Dulles gave a speech entitled “The Power of Moral Forces” in 1953 in which he said “[our forebears] created here a society of material, intellectual, and spiritual richness the like of which the world had never known.” In contrast, the Soviets were atheistic, ontologically materialistic, and thus, “as a result the Soviet institutions treat human beings as primarily important from the standpoint of how much they can be made to produce for the glorification of the state.” Ultimately, the difference between the United States and the Soviet Union was the difference between a religious people committed to neighbor-love and an atheistic statist system in which people were compelled to obey through the constant threat of force.

Still, because America was founded on the basis of an active, rather than a passive, religious faith, its ultimate victory over godless Communism was assured. For Dulles, America’s spiritual heritage was three-fold. In a 1947 speech entitled “Our Spiritual Heritage,” Dulles said that first, Americans’ experiment in freedom was carried out by a religious people; second, Americans historically believed that “there are eternal principles of truth and righteousness which are reflected in a moral law.” Third—and most importantly—Americans’ religious faith was fueled by a transcendent obligation to serve others. Furthermore, this commitment to look beyond themselves and to the freedom of everyone in the world was essential to the survival of the American republic. Dulles said: “our society would quickly succumb if we renounced a sense of mission in the world.”

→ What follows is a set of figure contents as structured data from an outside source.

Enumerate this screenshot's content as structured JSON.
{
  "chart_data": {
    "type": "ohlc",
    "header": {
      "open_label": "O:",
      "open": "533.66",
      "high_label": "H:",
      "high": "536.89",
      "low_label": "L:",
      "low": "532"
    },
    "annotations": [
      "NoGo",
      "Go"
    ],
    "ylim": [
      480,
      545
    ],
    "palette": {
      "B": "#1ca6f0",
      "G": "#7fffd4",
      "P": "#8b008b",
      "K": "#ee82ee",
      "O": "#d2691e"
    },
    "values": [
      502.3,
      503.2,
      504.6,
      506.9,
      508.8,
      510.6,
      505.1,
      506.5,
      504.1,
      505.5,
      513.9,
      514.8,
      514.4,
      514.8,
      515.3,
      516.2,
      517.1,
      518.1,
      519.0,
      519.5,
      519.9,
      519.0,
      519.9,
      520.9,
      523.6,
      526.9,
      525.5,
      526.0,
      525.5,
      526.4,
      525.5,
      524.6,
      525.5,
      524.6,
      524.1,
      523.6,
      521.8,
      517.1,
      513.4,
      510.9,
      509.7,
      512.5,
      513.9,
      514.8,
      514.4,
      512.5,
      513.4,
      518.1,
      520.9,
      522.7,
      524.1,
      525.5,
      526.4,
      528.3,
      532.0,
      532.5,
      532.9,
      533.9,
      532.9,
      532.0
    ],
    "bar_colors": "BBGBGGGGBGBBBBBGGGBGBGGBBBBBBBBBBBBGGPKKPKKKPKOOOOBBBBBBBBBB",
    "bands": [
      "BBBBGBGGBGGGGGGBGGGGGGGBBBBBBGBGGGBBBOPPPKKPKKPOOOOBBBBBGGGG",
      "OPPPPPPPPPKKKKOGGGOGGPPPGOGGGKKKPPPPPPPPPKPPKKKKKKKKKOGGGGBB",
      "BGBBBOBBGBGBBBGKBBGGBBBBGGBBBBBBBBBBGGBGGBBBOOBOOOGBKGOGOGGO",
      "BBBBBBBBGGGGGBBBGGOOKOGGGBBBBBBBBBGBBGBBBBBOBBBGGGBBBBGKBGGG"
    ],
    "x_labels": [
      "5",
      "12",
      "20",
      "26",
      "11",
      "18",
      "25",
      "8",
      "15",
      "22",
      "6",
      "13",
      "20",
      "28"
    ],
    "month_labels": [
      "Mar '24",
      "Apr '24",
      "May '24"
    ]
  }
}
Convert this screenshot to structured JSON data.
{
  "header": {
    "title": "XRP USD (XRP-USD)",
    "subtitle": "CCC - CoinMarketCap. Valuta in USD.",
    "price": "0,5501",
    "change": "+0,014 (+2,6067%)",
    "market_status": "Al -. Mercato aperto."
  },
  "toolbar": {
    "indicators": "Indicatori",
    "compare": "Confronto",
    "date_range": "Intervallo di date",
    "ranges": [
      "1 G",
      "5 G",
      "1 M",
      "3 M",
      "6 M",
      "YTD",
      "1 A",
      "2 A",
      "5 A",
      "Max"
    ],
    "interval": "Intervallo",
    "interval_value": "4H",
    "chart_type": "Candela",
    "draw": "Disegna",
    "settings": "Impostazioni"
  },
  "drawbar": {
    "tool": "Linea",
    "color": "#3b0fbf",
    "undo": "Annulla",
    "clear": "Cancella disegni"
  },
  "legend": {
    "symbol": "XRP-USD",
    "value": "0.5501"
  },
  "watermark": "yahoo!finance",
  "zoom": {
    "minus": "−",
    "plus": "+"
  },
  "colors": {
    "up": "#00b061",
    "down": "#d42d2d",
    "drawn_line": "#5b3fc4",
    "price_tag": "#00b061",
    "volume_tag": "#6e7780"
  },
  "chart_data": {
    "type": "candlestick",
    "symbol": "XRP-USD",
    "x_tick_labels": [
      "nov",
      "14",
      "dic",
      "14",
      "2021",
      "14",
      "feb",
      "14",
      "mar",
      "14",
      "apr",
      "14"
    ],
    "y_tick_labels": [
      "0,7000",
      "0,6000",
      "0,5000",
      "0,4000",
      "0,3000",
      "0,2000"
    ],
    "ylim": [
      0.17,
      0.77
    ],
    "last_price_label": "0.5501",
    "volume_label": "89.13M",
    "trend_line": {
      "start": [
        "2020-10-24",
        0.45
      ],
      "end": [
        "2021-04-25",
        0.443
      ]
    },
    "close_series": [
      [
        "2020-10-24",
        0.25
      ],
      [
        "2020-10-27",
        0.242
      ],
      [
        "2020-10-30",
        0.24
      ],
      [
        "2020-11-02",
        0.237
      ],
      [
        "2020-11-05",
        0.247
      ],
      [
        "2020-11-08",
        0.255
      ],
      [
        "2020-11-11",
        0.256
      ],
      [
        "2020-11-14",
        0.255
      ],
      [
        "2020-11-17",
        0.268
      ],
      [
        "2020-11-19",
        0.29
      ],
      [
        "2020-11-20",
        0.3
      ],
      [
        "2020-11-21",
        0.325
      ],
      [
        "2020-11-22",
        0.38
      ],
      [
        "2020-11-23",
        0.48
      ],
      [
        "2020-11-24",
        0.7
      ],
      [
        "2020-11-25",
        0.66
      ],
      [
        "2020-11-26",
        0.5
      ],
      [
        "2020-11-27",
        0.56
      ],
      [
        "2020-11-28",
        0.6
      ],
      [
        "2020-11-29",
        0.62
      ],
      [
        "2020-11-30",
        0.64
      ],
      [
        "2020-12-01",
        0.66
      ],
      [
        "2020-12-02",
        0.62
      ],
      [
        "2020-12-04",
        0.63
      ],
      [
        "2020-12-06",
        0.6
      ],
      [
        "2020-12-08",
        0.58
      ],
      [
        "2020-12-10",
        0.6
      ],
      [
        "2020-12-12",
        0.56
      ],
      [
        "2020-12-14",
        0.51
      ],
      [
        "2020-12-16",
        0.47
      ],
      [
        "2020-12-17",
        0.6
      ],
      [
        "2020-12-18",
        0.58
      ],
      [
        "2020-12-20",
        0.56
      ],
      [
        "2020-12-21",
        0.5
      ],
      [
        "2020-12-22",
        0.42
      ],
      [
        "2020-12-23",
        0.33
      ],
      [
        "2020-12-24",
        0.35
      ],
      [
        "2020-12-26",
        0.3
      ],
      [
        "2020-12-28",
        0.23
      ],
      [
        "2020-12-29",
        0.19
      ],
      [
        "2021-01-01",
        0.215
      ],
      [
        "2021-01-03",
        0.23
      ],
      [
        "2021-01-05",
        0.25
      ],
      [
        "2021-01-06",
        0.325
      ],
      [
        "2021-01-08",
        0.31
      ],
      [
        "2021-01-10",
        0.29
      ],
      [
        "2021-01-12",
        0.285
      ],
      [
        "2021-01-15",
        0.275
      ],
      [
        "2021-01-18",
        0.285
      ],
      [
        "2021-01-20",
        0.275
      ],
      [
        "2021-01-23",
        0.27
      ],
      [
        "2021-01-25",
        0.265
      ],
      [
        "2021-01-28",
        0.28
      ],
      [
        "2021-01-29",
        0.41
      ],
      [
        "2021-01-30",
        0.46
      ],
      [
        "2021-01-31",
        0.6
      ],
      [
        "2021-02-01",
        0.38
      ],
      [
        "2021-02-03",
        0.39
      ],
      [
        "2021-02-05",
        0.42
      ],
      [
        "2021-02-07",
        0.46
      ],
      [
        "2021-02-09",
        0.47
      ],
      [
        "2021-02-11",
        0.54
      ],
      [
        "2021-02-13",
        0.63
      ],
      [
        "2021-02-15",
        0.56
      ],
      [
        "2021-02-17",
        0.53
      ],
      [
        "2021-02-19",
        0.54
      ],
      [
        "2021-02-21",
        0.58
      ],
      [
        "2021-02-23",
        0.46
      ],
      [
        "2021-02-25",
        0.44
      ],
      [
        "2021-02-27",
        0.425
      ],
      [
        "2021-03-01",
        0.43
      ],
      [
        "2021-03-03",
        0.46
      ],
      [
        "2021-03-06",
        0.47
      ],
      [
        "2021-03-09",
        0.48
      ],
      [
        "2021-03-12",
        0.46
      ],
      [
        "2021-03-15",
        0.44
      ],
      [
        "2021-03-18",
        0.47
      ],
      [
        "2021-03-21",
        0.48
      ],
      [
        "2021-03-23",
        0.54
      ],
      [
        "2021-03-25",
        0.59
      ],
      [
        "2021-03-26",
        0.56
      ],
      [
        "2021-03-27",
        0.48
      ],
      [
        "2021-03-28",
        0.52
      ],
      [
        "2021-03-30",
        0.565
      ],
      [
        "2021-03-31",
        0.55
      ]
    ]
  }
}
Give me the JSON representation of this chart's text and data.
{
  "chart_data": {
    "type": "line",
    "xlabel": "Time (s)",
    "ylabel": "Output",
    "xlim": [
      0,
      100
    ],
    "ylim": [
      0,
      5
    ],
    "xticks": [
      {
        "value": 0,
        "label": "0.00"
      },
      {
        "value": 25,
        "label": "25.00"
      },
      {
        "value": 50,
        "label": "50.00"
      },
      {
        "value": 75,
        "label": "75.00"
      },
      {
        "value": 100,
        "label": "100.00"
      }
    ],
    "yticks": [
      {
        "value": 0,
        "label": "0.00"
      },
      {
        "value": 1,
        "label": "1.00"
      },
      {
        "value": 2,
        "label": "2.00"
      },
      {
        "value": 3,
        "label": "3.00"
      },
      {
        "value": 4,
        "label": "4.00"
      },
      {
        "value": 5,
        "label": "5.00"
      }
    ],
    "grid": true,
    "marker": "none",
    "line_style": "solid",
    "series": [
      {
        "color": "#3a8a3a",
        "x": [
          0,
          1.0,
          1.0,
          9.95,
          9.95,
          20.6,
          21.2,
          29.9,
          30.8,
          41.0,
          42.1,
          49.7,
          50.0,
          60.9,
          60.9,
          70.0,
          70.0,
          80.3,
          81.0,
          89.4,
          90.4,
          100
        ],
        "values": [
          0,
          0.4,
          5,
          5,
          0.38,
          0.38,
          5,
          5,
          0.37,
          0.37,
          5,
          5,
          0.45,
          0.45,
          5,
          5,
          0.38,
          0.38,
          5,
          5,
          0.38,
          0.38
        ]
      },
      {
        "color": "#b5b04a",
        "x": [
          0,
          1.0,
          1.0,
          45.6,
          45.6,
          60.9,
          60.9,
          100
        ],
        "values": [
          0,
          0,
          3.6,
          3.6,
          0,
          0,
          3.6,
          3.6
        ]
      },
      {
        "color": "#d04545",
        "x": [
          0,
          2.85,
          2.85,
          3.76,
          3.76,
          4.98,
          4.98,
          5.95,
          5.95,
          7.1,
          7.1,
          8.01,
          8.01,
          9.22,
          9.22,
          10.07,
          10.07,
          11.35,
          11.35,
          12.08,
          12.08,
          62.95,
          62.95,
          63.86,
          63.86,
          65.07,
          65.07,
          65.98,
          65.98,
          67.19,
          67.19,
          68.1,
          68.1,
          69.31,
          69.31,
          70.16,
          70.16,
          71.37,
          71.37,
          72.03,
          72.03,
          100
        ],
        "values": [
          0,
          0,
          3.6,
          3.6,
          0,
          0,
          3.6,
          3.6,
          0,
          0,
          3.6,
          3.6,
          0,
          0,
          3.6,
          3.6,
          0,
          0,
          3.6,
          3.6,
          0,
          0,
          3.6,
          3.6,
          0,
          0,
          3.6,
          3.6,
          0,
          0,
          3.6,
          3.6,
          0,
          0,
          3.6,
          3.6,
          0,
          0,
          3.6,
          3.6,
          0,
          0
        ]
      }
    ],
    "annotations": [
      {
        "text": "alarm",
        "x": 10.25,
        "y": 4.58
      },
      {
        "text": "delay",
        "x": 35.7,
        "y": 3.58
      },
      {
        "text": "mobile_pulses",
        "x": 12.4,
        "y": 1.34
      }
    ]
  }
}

How do we see the continuation of Dulles’s legacy in contemporary times? Certainly we can see it in manifold ways, but let us consider that legacy through the lens of the presidential candidacy of GOP Sen. Marco Rubio. Rubio has made American exceptionalism the centerpiece of his personal narrative, and by extension, his entire campaign.

This past July, Rubio sat for a question and answer session hosted by Americans for Peace, Prosperity, and Security at Furman University in Greenville, SC. What he said about American exceptionalism in general, and America’s role in the world in particular, was strikingly similar to Dulles’s vision of America’s global responsibility. “For reasons we don’t fully understand, “ he said, “America has been charged with this task of being the most influential nation on the earth.” One may wonder, who gave this charge to America? Rubio implied that the charge is God-given.

In contrast to America, which is committed to righteousness, China threatens the world with moral darkness for Rubio. He said that China “does not respect human rights,” “does not respect religious liberties,” “does not allow its people unfettered access to the internet and information.” And what happens if America were to step aside from its divine charge to lead the world? Rubio’s answer is “chaos, violence, war, radical jihadism.” Without American leadership, Rubio said that “the world will return to an age of darkness, of violence, of lack of freedoms.”

Rubio clearly believes in the moral imperative of American power and leadership, just as Dulles did in the 1950s. He divides the world into the forces of good and the forces of evil, just as Dulles did. The vision of an exceptional, indispensable America on a God-given mission is not new to Americans. But Dulles’s vision of a global mission in a Manichaean universe has become an article of faith to many Americans. It does not seem to be going away anytime soon.